Binary-only kernel modules may be banned
Posted Dec 14, 2006 17:52 UTC (Thu) by
bronson (subscriber, #4806)
In reply to:
Binary-only kernel modules may be banned by drag
Parent article:
Binary-only kernel modules may be banned
I believe that the "we don't own all the source" is a smoke screen. OK graphics companies, if that's true then just release the source you DO own! Let's see if the community can fill in the missing bits (I'd bet money that it can).
No, I am convinced that the real reason that manufacturers don't want to open the specs is because then all their corner-cutting will be exposed for all to see. Graphics technology tends to hover at 110% of semiconductor technology:
http://techreport.com/etc/2001q4/radeon-q3/index.x?pg=1
http://techreport.com/reviews/2003q2/geforcefx-5800ultra/...

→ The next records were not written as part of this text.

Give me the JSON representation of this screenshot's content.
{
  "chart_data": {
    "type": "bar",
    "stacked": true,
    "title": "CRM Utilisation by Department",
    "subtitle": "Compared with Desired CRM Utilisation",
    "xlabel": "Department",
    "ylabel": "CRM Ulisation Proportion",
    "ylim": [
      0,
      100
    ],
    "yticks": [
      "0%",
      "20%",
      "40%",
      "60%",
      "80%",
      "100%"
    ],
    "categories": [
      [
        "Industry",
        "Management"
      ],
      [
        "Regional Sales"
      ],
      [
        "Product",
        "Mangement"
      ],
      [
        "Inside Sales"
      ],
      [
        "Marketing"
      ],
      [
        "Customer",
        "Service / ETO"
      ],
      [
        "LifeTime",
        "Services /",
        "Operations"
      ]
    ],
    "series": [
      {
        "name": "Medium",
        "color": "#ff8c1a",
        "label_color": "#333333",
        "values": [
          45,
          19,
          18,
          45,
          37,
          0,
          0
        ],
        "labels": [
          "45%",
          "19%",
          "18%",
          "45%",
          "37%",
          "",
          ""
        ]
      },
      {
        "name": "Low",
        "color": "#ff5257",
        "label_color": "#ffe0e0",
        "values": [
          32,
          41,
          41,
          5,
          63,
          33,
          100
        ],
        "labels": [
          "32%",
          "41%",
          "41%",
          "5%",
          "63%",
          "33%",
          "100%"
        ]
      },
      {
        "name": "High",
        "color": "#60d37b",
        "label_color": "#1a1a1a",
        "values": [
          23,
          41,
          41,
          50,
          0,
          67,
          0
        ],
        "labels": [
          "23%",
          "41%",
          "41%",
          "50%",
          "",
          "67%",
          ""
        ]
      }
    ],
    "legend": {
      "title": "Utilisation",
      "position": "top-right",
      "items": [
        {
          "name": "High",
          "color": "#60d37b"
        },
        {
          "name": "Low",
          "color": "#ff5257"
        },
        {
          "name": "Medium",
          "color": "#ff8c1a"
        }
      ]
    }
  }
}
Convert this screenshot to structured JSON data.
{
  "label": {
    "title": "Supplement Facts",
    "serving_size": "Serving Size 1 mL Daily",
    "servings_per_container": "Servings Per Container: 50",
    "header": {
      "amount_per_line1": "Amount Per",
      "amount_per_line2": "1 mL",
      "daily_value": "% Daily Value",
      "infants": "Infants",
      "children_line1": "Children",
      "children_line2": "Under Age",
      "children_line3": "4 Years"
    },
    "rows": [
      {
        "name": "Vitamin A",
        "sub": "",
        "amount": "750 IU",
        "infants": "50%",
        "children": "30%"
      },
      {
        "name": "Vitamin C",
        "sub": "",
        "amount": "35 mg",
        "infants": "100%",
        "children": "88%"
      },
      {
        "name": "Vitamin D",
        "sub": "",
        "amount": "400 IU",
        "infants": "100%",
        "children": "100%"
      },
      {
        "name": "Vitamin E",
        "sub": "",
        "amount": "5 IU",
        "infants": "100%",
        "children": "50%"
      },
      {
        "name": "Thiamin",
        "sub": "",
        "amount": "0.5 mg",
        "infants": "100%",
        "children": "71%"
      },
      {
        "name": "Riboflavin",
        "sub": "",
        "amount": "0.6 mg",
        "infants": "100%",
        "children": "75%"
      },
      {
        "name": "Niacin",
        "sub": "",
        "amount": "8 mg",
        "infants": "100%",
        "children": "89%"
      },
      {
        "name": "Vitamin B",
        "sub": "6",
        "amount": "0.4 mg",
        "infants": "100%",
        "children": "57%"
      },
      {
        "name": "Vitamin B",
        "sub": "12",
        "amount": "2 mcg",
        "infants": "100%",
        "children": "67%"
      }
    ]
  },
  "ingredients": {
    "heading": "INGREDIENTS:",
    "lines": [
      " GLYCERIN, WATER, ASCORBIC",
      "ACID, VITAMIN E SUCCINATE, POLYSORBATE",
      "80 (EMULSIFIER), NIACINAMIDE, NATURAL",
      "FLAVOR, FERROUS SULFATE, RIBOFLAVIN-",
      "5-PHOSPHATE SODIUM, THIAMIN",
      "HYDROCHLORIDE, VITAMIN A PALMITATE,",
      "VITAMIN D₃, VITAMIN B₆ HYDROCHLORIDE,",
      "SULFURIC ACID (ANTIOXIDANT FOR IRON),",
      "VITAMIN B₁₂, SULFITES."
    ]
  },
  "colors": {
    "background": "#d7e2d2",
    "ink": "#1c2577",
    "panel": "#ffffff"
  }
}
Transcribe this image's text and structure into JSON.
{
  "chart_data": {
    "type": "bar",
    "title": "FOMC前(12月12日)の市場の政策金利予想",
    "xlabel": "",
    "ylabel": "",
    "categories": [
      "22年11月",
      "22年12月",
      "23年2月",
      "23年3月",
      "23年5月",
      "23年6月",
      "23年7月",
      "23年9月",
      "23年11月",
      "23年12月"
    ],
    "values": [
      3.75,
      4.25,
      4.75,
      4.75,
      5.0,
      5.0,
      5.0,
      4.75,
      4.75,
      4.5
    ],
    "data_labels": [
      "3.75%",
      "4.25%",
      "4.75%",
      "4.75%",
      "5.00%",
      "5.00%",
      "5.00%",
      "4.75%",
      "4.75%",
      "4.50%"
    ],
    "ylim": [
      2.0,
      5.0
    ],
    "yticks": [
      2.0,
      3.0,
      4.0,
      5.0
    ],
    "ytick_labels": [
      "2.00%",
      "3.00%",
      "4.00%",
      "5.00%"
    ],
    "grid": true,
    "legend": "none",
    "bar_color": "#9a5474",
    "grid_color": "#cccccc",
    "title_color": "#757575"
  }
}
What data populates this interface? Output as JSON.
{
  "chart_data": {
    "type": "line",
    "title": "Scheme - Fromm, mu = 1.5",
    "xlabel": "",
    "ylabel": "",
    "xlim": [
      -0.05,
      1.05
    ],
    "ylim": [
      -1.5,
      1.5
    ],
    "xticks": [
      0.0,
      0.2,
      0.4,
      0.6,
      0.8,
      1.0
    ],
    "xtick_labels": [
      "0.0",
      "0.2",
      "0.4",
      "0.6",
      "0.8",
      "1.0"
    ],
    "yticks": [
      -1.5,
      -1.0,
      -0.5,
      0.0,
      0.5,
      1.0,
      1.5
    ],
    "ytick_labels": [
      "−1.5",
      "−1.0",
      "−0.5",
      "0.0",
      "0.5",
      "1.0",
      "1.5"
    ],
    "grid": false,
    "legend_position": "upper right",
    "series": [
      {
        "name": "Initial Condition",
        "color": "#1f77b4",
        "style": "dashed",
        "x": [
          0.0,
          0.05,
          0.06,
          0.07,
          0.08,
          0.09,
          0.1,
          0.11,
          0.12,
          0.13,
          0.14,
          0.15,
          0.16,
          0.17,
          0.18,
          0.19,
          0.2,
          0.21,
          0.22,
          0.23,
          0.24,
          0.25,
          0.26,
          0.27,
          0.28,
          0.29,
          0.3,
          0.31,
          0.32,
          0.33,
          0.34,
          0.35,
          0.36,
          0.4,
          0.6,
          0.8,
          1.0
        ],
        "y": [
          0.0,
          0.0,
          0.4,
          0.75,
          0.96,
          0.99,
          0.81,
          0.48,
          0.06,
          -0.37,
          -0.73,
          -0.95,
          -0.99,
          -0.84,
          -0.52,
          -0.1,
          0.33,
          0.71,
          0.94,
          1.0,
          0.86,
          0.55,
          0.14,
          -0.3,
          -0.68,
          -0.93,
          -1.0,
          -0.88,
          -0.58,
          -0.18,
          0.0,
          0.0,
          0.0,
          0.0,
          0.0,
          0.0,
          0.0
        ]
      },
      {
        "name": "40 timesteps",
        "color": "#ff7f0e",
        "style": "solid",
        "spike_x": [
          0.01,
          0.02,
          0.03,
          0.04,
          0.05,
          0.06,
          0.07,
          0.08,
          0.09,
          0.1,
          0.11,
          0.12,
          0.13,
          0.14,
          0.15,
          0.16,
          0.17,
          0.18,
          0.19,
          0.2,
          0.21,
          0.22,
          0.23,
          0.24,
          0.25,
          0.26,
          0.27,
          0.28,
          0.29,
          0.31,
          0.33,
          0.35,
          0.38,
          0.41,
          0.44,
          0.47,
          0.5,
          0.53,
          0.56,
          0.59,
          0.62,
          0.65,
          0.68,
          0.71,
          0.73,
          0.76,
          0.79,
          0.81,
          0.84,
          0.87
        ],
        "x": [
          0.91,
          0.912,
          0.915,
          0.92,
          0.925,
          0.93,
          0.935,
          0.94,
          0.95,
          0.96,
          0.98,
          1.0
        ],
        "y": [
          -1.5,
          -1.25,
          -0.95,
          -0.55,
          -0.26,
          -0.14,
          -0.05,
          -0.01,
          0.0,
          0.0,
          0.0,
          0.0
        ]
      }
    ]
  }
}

Heck, I reluctantly wrote some "optimizations" for SuperMac ThunderII and Thunder/24 drivers in 1993 to cheat on Ziff-Davis benchmarks (look closely at those round-corner rectangles as they blit by; it was the second-to-last time I coded something against my morals). Companies have been pulling these shenanigans since day one.
The problem is, the market is set up so that companies are required to cheat like this. So it's 13 FPS slower, so what? You can't see the difference between 122 and 135 FPS! Well, that's how Anandtech readers choose what to buy. If you're 5% slower, you lose 40% of your sales.
I really hope that open source will encourage customers to not be so fickle and choose cards based based on more than absolute frame rate and artificial benchmarks.